Araştırmanın en önemli sınırlılığını zaman kısıtı oluşturmaktadır. Şöyle ki; araştırma yaz döneminde yapılmaya başlandığı için arzu edilen sayıda hemşehrilik derneğine ulaşılamamıştır. Nitekim ondört derneğe birden çok kez gidilmesine rağmen sadece beş dernek açık bulunmuştur. Ayrıca açık olan derneklerde de arzu edilen sayıda üyeye ulaşılamamıştır. Bu eksik ise, ulaşılan derneklerin yöneticileriyle yapılan mülakat ile giderilmeye çalışılmıştır.

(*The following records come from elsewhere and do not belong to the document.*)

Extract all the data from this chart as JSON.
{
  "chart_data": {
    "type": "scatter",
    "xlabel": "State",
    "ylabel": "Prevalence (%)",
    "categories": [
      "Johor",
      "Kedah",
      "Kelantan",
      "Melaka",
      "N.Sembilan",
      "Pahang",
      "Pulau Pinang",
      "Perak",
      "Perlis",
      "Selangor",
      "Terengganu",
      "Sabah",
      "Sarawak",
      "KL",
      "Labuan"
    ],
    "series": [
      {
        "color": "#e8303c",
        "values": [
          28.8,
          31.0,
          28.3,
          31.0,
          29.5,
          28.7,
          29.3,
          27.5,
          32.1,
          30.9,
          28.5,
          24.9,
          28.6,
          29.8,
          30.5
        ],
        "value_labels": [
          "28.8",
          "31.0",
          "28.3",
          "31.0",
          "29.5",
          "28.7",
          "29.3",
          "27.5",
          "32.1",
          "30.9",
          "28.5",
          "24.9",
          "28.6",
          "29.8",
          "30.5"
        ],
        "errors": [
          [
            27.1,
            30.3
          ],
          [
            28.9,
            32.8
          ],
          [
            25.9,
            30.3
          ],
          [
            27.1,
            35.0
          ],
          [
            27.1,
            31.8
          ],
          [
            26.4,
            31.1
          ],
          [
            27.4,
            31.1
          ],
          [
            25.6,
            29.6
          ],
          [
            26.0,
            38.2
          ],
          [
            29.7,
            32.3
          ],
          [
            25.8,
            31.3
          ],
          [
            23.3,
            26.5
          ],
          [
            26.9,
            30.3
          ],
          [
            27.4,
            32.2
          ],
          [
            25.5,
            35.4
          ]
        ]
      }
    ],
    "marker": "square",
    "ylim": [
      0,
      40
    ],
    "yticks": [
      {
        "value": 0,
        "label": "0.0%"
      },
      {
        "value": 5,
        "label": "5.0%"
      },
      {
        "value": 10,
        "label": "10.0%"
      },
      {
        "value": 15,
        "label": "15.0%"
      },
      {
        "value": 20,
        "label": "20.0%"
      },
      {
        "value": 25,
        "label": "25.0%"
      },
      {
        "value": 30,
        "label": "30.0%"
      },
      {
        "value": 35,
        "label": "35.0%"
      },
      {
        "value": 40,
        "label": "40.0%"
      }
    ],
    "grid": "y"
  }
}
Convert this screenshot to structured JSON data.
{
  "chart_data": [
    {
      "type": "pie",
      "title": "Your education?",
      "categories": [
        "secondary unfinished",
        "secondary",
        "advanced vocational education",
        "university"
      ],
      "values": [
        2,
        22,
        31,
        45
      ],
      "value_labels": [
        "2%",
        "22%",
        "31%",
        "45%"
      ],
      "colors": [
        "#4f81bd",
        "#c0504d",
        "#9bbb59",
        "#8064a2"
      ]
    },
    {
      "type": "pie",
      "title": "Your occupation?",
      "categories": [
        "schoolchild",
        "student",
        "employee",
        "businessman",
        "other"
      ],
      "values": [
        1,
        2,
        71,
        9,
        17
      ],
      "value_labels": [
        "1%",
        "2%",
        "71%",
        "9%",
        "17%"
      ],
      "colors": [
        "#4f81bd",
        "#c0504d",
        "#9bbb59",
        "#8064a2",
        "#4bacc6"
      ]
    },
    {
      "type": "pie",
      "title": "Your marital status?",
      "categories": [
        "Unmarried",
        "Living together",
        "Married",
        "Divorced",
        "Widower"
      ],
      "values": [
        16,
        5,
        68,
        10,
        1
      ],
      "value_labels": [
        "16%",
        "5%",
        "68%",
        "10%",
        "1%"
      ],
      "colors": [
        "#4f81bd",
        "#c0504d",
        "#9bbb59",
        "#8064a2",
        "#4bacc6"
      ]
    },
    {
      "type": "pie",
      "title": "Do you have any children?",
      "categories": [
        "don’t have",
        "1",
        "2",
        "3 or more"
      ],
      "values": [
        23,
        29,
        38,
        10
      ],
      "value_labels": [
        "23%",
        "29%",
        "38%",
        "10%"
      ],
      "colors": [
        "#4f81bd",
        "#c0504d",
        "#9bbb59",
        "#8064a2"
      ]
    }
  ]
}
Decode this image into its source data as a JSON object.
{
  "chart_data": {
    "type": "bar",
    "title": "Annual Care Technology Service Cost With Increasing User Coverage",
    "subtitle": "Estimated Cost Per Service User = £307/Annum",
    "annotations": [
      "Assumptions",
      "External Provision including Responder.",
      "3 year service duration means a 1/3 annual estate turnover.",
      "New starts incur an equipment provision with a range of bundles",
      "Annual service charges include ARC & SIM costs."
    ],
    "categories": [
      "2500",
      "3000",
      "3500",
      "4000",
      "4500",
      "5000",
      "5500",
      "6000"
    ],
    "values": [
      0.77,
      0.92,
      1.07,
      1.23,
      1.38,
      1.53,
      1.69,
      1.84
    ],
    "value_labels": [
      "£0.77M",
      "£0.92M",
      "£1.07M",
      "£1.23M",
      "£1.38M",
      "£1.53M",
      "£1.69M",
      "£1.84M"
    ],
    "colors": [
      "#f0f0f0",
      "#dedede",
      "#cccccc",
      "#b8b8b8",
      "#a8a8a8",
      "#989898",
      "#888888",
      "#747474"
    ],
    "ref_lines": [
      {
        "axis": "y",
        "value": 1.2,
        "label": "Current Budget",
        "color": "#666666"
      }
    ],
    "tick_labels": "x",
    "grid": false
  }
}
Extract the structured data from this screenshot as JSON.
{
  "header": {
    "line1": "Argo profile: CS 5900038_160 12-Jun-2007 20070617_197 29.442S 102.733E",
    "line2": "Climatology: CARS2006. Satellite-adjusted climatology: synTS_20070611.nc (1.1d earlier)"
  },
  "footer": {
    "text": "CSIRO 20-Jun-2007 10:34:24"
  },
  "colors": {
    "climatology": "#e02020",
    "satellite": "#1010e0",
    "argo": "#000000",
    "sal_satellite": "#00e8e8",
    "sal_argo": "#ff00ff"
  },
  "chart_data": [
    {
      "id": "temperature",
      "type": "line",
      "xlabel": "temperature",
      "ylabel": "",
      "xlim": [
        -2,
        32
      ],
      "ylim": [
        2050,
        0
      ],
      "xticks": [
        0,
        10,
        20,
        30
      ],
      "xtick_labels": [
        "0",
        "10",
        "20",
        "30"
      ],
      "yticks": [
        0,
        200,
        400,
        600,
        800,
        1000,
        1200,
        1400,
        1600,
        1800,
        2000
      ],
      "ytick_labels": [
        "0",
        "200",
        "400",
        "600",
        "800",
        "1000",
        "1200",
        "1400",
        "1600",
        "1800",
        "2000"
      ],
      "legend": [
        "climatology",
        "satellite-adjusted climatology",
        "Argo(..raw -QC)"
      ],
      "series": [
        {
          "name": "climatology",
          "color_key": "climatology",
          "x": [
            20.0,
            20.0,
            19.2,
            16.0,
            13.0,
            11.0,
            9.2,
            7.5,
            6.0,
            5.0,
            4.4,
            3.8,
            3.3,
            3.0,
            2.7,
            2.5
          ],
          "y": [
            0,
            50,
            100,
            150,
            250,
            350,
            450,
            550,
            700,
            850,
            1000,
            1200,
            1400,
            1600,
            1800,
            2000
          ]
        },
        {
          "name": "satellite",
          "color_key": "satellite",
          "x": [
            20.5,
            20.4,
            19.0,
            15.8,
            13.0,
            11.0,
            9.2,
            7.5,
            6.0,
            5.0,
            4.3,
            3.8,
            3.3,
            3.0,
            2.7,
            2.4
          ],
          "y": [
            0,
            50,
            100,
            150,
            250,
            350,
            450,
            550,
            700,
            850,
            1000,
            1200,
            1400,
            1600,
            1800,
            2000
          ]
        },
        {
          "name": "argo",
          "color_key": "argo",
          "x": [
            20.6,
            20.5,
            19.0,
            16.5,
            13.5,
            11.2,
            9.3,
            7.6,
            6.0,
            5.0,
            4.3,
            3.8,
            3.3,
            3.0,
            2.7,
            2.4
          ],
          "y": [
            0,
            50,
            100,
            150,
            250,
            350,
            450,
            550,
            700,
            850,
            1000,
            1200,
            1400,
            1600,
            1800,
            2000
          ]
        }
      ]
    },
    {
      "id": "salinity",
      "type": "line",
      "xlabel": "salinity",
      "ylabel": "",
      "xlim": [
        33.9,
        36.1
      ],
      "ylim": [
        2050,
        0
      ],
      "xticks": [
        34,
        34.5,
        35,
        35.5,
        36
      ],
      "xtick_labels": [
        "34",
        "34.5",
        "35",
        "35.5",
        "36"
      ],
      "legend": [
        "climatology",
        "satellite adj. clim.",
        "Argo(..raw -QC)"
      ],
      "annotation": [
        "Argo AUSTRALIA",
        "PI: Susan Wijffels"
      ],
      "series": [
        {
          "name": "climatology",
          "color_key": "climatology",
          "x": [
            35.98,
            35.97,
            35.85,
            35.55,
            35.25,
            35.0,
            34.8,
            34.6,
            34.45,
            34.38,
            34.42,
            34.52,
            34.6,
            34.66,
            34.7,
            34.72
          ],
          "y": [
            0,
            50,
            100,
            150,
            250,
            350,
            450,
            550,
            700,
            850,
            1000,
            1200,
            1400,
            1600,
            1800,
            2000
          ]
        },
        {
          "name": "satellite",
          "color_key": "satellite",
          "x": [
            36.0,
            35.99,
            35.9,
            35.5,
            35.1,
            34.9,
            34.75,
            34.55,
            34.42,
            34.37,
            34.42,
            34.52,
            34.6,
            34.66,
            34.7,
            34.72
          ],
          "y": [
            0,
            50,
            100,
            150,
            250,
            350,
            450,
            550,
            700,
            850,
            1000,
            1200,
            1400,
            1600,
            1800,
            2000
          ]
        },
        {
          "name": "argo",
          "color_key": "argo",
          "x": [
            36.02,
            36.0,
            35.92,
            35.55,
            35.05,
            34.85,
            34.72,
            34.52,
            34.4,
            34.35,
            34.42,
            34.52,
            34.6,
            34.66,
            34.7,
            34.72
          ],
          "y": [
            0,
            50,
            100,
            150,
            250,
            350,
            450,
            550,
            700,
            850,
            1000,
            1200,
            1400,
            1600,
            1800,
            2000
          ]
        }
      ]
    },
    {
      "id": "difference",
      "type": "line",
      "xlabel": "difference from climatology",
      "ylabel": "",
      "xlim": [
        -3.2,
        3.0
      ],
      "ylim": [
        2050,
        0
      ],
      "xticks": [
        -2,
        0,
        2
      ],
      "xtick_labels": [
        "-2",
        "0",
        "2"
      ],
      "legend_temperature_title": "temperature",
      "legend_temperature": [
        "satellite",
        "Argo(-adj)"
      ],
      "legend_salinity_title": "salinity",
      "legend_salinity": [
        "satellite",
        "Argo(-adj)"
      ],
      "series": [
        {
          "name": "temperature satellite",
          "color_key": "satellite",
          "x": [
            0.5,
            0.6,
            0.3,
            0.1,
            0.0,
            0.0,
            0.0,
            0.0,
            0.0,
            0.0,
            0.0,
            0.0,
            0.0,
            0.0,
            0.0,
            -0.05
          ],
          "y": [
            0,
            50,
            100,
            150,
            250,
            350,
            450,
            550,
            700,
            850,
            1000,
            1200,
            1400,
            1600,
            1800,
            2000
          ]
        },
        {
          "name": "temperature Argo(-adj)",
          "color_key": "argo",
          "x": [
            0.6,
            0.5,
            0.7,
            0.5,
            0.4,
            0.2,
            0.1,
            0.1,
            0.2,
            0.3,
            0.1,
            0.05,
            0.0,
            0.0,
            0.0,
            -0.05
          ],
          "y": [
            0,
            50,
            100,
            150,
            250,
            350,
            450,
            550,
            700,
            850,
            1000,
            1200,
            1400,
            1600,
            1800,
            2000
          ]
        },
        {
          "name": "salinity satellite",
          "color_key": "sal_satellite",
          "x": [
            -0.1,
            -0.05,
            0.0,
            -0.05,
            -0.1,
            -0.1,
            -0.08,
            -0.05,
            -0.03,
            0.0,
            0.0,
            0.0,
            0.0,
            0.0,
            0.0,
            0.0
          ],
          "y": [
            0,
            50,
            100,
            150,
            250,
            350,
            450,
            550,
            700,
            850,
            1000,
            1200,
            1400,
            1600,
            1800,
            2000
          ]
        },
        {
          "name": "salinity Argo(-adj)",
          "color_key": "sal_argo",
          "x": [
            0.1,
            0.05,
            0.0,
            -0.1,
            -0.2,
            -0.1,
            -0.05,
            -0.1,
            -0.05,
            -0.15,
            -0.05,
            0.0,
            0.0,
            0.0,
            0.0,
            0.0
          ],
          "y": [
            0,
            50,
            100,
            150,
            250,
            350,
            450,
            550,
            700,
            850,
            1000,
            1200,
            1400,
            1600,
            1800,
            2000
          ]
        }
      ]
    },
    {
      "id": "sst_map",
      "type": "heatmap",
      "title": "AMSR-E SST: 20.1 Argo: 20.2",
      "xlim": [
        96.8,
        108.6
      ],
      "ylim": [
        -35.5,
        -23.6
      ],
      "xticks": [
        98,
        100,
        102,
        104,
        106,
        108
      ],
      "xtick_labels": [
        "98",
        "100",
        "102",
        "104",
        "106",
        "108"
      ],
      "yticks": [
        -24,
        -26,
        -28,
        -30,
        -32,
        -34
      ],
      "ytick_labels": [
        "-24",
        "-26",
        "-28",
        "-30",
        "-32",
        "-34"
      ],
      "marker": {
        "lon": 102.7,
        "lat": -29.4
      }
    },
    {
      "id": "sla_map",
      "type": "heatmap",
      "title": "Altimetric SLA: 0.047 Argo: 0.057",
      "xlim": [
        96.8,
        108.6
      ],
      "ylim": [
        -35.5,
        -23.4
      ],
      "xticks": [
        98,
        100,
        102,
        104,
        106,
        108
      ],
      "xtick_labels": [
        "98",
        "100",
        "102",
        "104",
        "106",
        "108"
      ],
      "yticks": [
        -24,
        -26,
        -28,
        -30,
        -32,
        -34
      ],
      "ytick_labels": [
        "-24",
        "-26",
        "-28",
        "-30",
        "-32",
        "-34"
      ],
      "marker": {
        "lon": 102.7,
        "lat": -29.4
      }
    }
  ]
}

Araştırma neticesinde elde edilen bulgulardan birisi de hemşehrilik derneklerine bayan üyelerin çok fazla olmamasıdır. Bu nedenle çalışma boyunca hiçbir kadın üye ile temasa geçilememesi araştırmanın diğer sınırlılığını oluşturmaktadır. Ayrıca belirtmek gerekir ki, araştırmanın temel sorunsalı Adapazarı’ndaki hemşehrilik derneklerinin şehrin “sosyal ve ekonomik” hayatına olan etkilerini saptamak olduğundan, bu derneklerin şehrin siyasi hayatına olan etkileri ya da kentlilik bilincini sağlamaya katkıda bulunup bulunmadıkları gibi konular çalışmanın kapsamı dışında tutulmuştur. Tüm bu sınırlılıklar, konunun ilerleyen zamanlarda geliştirilmeye açık bir görünüm arz ettiğini ortaya koymaktadır.

Araştırmanın Yöntemi

Araştırmanın evreni; Adapazarı’nda kurulu bulunan 26 hemşehrilik derneğidir.[3] Bu derneklerden 14 tanesine bizzat gidilmiş[4], fakat sadece 5’ine ulaşılabilmiştir. Ulaşılan dernekler, Giresunlular Kültür ve Yardımlaşma Derneği, Rumeli Türkleri Göçmenleri Kültür, Sağlık ve Eğitim Federasyonu, Tokatlılar Kültür, Yardımlaşma ve Dayanışma Derneği, Trabzonlular Kültür ve Dayanışma Derneği, Vanlılar Kültür ve Dayanışma Derneğidir.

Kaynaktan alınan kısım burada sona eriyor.